Lakshmi Puri, directrice adjointe d’ONU Femmes:
Le combat pour l‘égalité des sexes et de l’autonomisation des femmes est devenu aujourd’hui très important, elle a été mené au sein de la communauté internationale comme jamais auparavant, en particulier depuis la création d’ONU Femmes.

euronews:
Selon l’ONU, l’entrée en vigueur de la nouvelle loi sur le viol en Inde donne-t-elle plus de sécurité aux femmes ?

Lakshmi Puri:
La loi sur le viol dans le nouvel amendement du Code pénal est une loi historique. Elle est vraiment progressiste et complète, car elle englobe toutes les formes de violence contre lesquelles il est nécessaire d’agir, la définition des violences sexuelles, les peines, les dispositions particulières, les tribunaux spéciaux à disposition. Tout cela est très, très positif. Mais bien sûr, son application est fondamentale, et là dessus qu’il faut vraiment travailler avec tous les partenaires, le gouvernement, les intervenants, le grand public.

euronews:
Certaines études indiquent qu’en Inde, un foetus féminin fait plus l’objet d’avortement que s’il est masculin, alors même que le diagnostic prénatal du sexe de l’enfant est illégal.

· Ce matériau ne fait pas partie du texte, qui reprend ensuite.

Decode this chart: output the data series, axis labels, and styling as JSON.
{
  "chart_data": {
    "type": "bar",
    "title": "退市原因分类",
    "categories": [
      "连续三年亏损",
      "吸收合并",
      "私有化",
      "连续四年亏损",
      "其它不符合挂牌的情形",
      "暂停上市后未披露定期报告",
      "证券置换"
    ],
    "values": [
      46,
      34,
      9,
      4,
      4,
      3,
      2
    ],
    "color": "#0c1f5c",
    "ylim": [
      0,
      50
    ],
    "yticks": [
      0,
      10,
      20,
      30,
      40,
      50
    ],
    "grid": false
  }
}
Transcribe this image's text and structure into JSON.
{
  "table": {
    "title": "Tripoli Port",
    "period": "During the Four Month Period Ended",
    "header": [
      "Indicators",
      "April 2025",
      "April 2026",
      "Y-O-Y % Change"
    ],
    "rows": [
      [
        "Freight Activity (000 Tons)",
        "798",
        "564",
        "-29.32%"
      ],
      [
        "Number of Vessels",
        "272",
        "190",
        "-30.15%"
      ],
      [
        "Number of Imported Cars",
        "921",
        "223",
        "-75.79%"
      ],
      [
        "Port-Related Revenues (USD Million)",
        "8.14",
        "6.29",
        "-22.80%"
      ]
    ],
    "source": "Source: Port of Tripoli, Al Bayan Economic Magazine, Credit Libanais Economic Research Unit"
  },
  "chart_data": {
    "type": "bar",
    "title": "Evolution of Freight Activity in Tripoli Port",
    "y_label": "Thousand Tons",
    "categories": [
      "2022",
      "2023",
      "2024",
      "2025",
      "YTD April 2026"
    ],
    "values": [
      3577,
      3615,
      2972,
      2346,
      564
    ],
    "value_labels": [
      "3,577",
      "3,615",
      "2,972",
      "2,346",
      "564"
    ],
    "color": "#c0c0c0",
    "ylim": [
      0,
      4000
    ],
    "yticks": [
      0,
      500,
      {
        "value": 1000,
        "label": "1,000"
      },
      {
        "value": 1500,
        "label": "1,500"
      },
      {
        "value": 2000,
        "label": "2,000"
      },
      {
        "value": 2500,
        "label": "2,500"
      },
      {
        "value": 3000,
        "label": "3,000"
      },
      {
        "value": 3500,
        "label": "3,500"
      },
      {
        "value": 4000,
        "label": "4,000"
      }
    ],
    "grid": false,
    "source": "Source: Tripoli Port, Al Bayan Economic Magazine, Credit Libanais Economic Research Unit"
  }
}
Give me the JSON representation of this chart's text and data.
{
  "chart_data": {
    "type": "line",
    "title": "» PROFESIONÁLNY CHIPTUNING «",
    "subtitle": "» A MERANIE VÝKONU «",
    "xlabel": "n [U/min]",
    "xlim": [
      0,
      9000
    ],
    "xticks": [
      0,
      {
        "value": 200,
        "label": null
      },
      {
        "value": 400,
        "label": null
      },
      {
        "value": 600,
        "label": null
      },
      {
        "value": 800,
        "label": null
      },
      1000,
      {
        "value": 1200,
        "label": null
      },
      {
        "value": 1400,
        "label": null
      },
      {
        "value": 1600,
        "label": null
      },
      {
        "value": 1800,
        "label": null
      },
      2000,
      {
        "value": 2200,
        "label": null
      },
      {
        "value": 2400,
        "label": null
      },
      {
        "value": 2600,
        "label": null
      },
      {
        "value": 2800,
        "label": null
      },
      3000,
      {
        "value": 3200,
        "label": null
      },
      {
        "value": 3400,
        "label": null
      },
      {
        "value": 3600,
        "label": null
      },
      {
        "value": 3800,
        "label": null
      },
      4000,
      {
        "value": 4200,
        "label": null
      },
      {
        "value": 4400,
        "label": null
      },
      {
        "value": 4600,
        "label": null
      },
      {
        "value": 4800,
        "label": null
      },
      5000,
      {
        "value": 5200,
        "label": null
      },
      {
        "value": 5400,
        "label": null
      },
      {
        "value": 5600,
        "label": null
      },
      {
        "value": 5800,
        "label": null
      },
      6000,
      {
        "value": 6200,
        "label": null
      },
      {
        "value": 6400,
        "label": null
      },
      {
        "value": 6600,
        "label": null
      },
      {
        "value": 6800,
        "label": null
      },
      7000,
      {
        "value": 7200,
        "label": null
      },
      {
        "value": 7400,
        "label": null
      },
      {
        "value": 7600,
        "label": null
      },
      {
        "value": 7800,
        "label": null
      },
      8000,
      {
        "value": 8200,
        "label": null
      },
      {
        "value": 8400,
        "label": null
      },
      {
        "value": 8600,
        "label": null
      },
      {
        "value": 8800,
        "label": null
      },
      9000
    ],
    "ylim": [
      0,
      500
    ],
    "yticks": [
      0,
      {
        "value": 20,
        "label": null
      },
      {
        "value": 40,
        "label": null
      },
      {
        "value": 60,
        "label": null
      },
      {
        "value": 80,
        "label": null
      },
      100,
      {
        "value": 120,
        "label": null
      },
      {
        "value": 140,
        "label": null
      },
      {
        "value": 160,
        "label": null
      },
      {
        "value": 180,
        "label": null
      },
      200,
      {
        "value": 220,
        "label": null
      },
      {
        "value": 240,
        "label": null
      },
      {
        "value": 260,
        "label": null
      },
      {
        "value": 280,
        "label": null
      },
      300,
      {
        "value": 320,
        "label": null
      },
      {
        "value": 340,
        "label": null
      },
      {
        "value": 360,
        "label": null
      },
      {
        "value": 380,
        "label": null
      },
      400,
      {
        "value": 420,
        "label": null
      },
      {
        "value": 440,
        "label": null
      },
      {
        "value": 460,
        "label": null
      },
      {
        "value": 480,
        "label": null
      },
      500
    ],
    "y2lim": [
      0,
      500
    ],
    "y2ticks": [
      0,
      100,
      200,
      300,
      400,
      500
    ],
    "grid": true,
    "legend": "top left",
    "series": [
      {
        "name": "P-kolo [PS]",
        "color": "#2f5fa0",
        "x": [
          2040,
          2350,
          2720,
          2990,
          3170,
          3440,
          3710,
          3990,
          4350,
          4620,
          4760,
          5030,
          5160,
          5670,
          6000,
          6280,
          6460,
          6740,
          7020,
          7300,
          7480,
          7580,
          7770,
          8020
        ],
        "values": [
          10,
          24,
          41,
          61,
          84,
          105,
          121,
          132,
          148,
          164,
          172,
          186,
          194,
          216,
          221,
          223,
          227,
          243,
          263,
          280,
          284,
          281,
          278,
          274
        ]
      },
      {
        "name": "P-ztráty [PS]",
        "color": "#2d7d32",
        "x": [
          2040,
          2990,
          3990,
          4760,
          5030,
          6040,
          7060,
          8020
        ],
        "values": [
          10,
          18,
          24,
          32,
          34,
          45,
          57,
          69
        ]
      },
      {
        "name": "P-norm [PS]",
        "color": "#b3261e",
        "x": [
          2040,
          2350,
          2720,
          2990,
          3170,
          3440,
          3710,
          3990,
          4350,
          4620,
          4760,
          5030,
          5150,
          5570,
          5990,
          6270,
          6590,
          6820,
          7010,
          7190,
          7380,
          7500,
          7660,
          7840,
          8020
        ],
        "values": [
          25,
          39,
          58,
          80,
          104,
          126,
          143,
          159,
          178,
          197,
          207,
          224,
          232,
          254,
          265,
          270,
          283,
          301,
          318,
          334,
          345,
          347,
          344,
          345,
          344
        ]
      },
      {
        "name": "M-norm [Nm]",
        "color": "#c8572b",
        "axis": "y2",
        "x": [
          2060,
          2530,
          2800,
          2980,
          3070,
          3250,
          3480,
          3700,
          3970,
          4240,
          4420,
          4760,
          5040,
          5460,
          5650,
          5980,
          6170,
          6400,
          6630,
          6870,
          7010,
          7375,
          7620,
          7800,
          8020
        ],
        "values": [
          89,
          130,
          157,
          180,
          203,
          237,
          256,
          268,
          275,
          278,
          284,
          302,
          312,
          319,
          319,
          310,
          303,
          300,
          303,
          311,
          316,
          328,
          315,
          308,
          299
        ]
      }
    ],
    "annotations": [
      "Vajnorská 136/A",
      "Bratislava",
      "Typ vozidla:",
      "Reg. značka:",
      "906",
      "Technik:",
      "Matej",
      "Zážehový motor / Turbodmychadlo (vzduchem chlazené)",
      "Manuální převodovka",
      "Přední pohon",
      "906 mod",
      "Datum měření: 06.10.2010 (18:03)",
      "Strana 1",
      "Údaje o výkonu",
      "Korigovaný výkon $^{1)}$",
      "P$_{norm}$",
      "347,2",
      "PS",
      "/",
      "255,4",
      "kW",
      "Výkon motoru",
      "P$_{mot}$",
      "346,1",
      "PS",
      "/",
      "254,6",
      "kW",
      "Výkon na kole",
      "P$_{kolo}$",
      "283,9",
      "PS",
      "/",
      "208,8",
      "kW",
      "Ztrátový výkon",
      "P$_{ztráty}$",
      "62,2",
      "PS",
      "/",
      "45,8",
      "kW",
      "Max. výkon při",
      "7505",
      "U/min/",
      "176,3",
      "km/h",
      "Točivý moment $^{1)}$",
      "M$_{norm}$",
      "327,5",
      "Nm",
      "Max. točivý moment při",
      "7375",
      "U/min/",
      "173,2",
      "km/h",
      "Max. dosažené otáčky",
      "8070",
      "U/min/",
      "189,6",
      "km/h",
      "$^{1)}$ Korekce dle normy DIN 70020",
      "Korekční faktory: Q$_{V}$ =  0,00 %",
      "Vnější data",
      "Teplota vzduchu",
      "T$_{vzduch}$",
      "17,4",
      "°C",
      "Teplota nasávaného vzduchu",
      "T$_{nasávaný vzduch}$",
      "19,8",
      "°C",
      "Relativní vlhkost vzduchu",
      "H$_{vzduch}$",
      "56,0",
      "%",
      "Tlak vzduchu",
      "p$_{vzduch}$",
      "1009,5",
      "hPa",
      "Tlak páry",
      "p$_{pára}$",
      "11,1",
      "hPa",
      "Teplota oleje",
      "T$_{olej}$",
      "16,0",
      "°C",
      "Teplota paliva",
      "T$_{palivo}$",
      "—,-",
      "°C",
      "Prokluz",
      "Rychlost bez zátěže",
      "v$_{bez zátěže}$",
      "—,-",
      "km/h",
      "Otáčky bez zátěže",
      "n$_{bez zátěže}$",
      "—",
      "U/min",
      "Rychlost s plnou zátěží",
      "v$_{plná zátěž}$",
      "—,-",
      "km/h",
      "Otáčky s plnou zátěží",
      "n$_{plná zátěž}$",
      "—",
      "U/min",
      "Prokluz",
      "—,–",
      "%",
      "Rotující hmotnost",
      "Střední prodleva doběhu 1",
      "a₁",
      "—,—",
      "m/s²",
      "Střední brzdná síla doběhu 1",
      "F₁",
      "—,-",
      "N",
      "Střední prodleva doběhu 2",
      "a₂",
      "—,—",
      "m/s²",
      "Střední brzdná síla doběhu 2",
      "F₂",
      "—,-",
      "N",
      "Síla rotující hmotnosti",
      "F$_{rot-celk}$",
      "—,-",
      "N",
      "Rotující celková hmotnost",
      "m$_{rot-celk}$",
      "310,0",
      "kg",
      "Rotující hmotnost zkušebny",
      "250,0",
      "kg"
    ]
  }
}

Que dit l’ONU sur l’avortement sélectif ?

Lakshmi Puri:
L’ONU est contre toutes les formes de violence, y compris celles faites aux femmes et aux filles, et c’est en effet une forme tout à fait inacceptable et odieuse de violence et de discrimination, la discrimination extrême, basée sur la préférence donnée aux garçons, enracinée dans les structures patriarcales, et nous aux Nations Unies, à ONU-Femmes en particulier – nous avons fait campagne contre cela, y compris en Inde, et aussi dans d’autres parties du monde où de telles pratiques existent, et nous avons travaillé avec différents partenaires, tels que l’UNICEF et le Fonds de l’ONU pour la population, le FNUAP, pour soutenir le gouvernement dans sa campagne .

euronews:
L’Inde est la plus grande démocratie du monde. La démocratie constitutionnelle qu’est l’Inde et la Charte de l’ONU pour l’enfance tiennent-elles leurs promesses?

Lakshmi Puri:
L’Inde, en tant que plus grande démocratie du monde dispose en fait de l’une des constitutions, des dispositifs juridiques les plus progressistes en matière d‘égalité entre hommes et femmes, garçons et filles et aussi concernant les droits des enfants. L’Inde a signé toutes les conventions relatives aux droits de l’enfant. Il y a bien sur une volonté de la part du gouvernement d’appliquer ces conventions, mais il y a, toujours, un fossé avec ce qui est possible, les mesures supplémentaires à prendre. Et il y a d’autres défis majeurs, deux défis majeurs, la pauvreté, l’extrême pauvreté surtout, et le poids culturel, les dysfonctionnements dûs à la tradition et à la religion. Et sur ces deux terrains, il faut vraiment se battre.